Even though it is not possible to highlight such an event in every case reported, BFH can sometimes be related to a previous local injury or infection. There remains a long controversy about the origin of BFH, and it is not clear yet whether BFH arise as true neoplasms on sound mucosa or as a reaction to a previous traumatism [22]. Only in 5 cases of our review (2 cases in [6], [11,13,24]) and in case 1 of the present series, which appeared after a bite, such a traumatism is clearly mentioned.

Out of the BFH of the oral mucosa, only a small number involves the lips: 8/51 cases (taking our patient into account); 3 of the lesions occurred on the lower lip [4,11,12], 4 on the upper lip [12,17,20,22] and 1 additional case involved the buccal mucosa with extension to the vermillon border of the lower lip [13].

Our case 1 presented with an ulceration of the overlying mucosa, which is less common than an intact mucosa.

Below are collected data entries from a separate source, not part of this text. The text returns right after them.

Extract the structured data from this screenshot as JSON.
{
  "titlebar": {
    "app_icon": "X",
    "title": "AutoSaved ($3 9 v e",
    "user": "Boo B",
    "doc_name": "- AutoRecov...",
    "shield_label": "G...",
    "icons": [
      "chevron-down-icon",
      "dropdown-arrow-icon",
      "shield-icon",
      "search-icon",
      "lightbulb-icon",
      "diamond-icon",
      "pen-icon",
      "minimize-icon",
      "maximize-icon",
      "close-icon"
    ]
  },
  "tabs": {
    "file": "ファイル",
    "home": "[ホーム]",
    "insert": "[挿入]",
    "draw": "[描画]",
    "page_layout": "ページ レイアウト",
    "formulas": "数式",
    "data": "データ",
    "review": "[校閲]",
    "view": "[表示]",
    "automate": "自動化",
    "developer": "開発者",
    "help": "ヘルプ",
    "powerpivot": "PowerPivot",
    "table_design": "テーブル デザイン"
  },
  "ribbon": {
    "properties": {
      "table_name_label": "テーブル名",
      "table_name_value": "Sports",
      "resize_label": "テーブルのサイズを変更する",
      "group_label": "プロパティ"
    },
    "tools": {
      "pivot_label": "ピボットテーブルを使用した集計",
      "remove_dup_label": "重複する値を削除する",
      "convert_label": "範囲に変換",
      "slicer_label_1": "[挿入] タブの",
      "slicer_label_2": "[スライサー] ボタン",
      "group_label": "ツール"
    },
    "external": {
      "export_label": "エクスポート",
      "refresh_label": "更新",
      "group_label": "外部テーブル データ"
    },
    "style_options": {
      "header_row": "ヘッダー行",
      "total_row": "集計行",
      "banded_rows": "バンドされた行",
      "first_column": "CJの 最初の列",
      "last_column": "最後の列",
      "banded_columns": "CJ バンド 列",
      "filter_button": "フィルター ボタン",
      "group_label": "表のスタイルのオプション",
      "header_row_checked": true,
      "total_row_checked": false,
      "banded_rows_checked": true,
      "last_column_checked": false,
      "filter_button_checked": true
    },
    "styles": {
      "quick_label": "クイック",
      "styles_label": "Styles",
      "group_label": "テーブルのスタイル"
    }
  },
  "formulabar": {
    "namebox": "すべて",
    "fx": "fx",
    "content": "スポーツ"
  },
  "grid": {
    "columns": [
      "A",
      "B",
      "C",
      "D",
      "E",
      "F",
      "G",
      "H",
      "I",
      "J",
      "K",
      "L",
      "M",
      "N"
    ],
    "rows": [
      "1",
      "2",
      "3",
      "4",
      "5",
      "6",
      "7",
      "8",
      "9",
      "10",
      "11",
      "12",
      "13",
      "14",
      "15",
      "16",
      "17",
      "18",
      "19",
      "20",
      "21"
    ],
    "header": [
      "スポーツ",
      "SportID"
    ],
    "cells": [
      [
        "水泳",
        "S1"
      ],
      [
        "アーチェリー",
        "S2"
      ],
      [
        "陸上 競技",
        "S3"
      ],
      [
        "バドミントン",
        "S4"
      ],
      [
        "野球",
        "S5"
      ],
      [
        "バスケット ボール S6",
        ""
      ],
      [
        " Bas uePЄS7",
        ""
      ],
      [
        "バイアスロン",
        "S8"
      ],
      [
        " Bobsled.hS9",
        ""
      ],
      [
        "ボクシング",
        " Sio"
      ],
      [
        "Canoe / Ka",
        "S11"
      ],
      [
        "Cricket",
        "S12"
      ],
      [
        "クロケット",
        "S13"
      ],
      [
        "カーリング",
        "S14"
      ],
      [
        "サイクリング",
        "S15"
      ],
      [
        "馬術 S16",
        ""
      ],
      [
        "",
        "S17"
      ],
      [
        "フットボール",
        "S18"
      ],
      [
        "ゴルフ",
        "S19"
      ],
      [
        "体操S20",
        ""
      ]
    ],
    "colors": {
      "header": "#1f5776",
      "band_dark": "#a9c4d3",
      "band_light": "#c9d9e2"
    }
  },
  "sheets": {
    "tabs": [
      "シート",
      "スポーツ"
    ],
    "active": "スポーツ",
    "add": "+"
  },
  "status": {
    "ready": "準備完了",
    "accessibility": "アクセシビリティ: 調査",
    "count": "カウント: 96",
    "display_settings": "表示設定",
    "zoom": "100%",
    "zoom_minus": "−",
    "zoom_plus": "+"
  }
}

Out of the 51 cases of our review, 19 had a normal overlying mucosa, 26 were not specified and only 6 showed mucosal alterations, varying from moderate inflammation [23] or erythematous mucosa [7] to proper ulceration [6,1,19].

Fibrous histiocytoma has a malignant form, which is more often encountered in the literature. An intermediately aggressive variant (angiomatoid variant) has also been recognized since 1995 [27] and is described as having a local aggressiveness and a low rate of metastasis [27,12].

In accordance to the other cases reported in the literature since 1975, the lesions had no consequence on the good general health of our patients and showed a slow growing pattern. Treatment of BFH consists of complete excision and has an excellent prognosis as recurrence is exceptional. Out of the 43 selected patients, only 1 case of recurrence is described in a two-year-old infant [19]. Forty-three cases were disease free at follow-up, which was between 7 months and 20 years, and for 7 cases, follow-up was not specified.

Conclusion

As BFH has a banal appearance, diagnosis or distinction from other types of nodules is impossible on a clinical basis. Histological examination is mandatory as it is the only way to confirm the benignity of the lesion. The cases we reported were relatively typical, and the clinical course corresponded to that of the other cases found in the literature, confirming the low risk of recurrence after complete excision.

Disclosure Statement

The authors declare no conflicts of interest.